Very gradual return of live sports amid COVID-19 pandemic is weird . . . but we'll take it

Bayern Munich's Thomas Muller celebrates scoring his side's second goal the German Bundesliga soccer match against Eintracht Frankfurt in Munich on May 23, 2020. Credit: AP/Andreas Gebert
Let’s be grown-ups here: Leagues and players primarily want to restart spectator sports to protect their business interests, not to boost our spirits.
But that’s OK, because the boosting of our spirits will be an inevitable byproduct. We’ll take it.
One thing the COVID-19 sports shutdown has reminded us of is that a significant number of Americans very much enjoy watching fit, skilled, highly paid young people competing in athletic contests.
And we now are closer than we have been to returning to that world since the Jazz’s Rudy Gobert tested positive on March 11, with encouraging news coming in waves over the past week or so.
An incomplete review: UFC and NASCAR are back, as are German soccer, Korean baseball and celebrity charity golf outings.
June is scheduled to bring the Belmont Stakes, PGA Tour, boxing, IndyCar, pro bowling, Japanese baseball, and Spanish, English and Italian soccer.
Most tantalizing of all, the complicated, unconventional plans to get the NHL and NBA going sometime in midsummer rapidly are gaining momentum, with the NHL unveiling a specific, 24-team playoff plan that includes the Islanders and Rangers.
Major League Baseball remains in limbo because of an epic squabble over money, but cooler heads might yet prevail in time for a shortened season.
Governors Andrew M. Cuomo of New York and Phil Murphy of New Jersey keep saying positive things, most recently green-lighting pro teams to open their practice facilities. MLS’ NYCFC did so on Monday. The Knicks did so on Friday. The NFL is working on it.

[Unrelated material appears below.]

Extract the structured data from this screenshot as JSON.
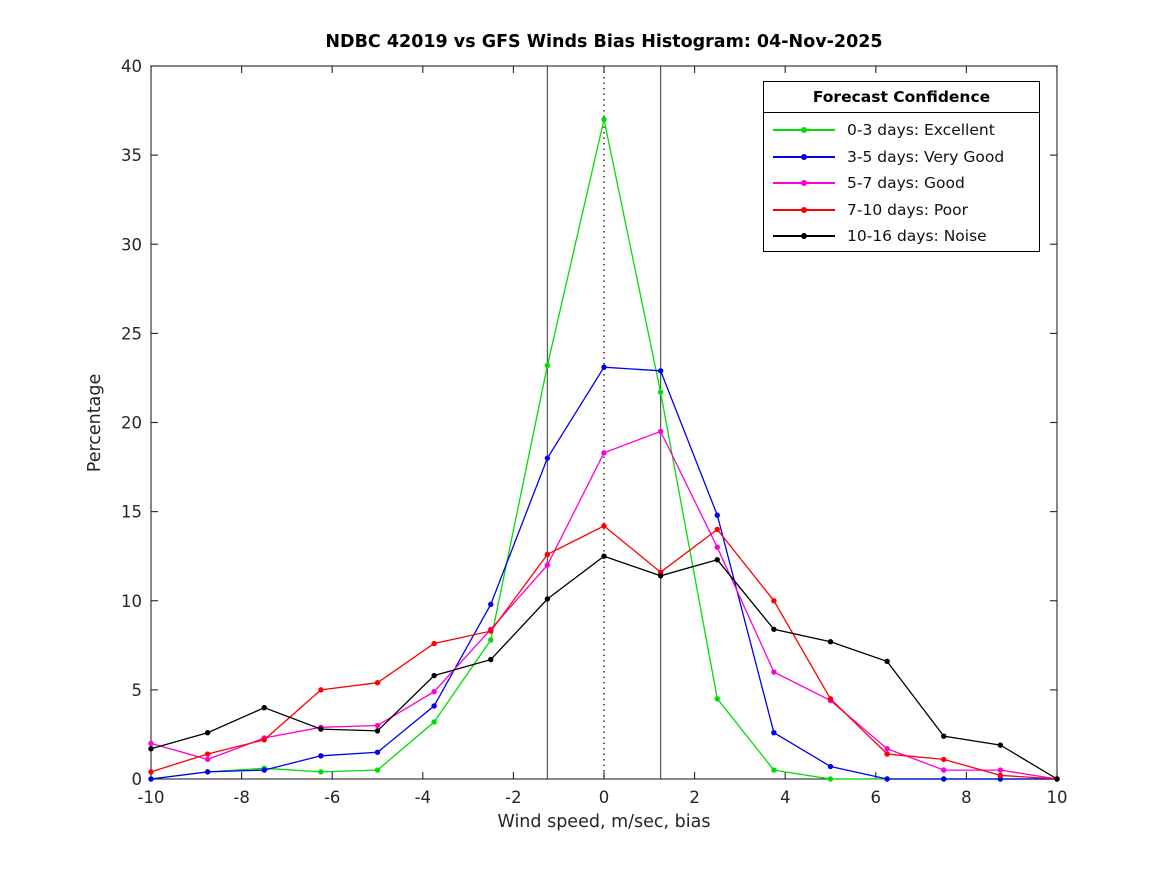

Tennis' U.S. Open still is on track for Queens in late summer, and on Friday came word a limited number of fans might even be invited!
Bottom line: It almost is time to unplug the WABAC machine sports journalists have been using to fill time and space with material from another time and space.
The 20th century had its ups and downs in 100 years in the spotlight, but it is overstaying its welcome in 2020. In other words, less Trottier, more Trotz. Less MJ, more LBJ. Less Steve Trout, more Mike Trout. Less SD, more HD.
Before we get too worked up, though, a little perspective: Think about what we are getting excited about here.
Imagine what a time traveler from late February visiting our new world would have said about plans for sports during the pandemic.
NBA teams playing at Disney World, in midsummer? Twenty-four teams in the NHL playoffs? The Mets and Yankees in the same division? No high-fives? No spitting? No hugs?
NO FANS?!?
Our time traveler friend would have considered all that a worst-case, difficult-to-imagine, dystopian nightmare scenario. Now it is viewed as a burst of rosy, best-case optimism.
But here we are. And, of course, the entire thing could come crumbling down if COVID-19’s likely second wave hits hard, forces leagues to reconsider everything and lands us back where we started.
That could happen. It did the last time sports tried this sort of thing, during a second-wave outbreak in Seattle in the spring of 1919 that forced the Stanley Cup Final to be cut short — and killed Canadiens defenseman Joe Hall.
No one wants anything like that to happen, of course. And let us hope we are more sophisticated about proper medical practices and preventive measures now than we were then.
Because this is a moment for optimism in addition to caution. Many of us like watching sports, even if it means fake noise being pumped into stadiums to approximate our presence while we watch on screens from afar.
The whole thing surely seems silly to people who are not fans — and who already considered sports a waste of time even under normal circumstances.
It is not silly to us. Sure, there is a lot of weirdness and uncertainty ahead. But it beats the alternative.